13. The utilities must deduct depreciation expenses for income tax purposes and flow through to their customers any benefits derived from the tax deduction in the most direct fashion possible.

14. In the event construction or study completion time limits are not established by the funding agency, then the following provisions are reasonable and should apply:

15. Because they share the same shareholders, neither utilities nor their parent and affiliate companies should be allowed to earn a profit on grant-funded projects. Therefore, parent and affiliate companies should not participate in construction of grant-funded plant.

16. Water utilities should use a competitive bidding process specified by the funding agency when awarding contracts for the construction of grant-funded projects.

17. In the event construction or study completion time limits are not established by the funding agency, then the following provisions are reasonable and should apply:

18. Water utilities may not use grant funds for work done prior to the execution of the grant funding agreement unless the funding agency has authorized this use. At the time of the utility's next general rate case, the Commission will review and determine the appropriate ratemaking treatment for the work performed prior to grant funding that was not authorized by the funding agency.

19. In order to ensure that the Commission has prior review and approval over all grant-funded plant transactions, water utilities shall notify the Director of the Water Division and the Director of the Division of Ratepayer Advocates 30 days prior to the disposition and encumbrance of grant-funded plant.

20. The rules we adopt here should apply to all tangible property funded with state grants. In determining the proceeds in each of the following types of sales, the cost of disposal shall be deducted from the amount received in arriving at the final amount received. In cases of intangible property, such as the intellectual property of a study, the Commission should individually review the matter in the utility's general rate case or, if requested, by separate application.

21. The following rule should apply to the transfer of an asset district, or total utility to another Commission-regulated water utility. If the asset to be transferred has been paid for with grant funds in whole or part, the transferring utility may not receive compensation for the portion of the asset that has been funded with grant funds, and the purchasing utility shall record a non-ratebase asset in Account 266. The non-grant portion of the asset, if any, should transfer at fair market value pursuant to Section 2720.

22. When grant-funded plant is sold to a public water provider that will deploy the asset to provide water service to the public, the public interest integrity of the grant is preserved, and the rules governing the transaction from the selling utility's position would be the same as if the sale were to a Commission-regulated utility.

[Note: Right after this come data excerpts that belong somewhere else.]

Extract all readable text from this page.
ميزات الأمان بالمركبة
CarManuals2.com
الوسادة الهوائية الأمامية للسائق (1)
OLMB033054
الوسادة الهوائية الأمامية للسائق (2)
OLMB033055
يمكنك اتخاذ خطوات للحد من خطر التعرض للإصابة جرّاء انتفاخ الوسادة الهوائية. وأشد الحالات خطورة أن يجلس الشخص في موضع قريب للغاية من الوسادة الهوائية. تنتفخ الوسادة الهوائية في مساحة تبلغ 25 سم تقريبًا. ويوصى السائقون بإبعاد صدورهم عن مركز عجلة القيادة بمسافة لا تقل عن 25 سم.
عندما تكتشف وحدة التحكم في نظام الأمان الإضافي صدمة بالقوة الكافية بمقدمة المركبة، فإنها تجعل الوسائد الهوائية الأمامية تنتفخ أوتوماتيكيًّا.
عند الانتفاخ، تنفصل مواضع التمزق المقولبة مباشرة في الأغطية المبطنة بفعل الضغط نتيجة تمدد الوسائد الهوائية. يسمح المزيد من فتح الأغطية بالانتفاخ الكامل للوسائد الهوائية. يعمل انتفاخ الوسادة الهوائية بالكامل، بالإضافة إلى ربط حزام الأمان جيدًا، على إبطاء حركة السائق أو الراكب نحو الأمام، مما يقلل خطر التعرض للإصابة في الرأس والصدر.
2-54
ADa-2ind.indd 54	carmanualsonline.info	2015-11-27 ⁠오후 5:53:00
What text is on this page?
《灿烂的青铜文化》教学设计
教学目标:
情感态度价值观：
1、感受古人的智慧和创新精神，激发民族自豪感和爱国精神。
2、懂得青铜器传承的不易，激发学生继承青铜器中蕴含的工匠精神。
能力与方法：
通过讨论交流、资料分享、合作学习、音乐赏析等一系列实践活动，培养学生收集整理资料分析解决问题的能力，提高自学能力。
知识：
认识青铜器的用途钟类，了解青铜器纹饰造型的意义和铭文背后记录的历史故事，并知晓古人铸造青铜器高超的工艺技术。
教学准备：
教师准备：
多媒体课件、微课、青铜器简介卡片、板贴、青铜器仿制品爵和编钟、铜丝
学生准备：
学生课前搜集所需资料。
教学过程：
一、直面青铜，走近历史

23. When grant-funded assets are sold to an entity other than a utility or public water provider, such as private unregulated companies, or cities or counties exercising eminent domain powers for purposes other than acquiring a municipal water system, the public interest integrity of the grant is not preserved. In these instances, the appropriate treatment is for the buyer to pay fair market value and for the selling utility to remit all proceeds received from the sale to the original funding agency, or another designated state agency.

24. For plant wholly funded by a grant, as well as for the partially funded portion of a plant, the utility must notify the Director of the Water Division when the utility signs a letter of commitment with the state agency administering the fund and again upon completing the funding agreement execution with the funding agency. For any portion of plant that is paid for by non-grant funds, the utility must obtain Commission approval in its general rate case or through separate application.

25. Each utility that receives state grant funds should so state in its Annual Report to the Commission, with detail of the type, dollar value, and location of the plant constructed.

26. We should direct the Water Division to incorporate the development of draft rules governing government-funded loans in its next rulemaking regarding the regulation of privately-held water utilities.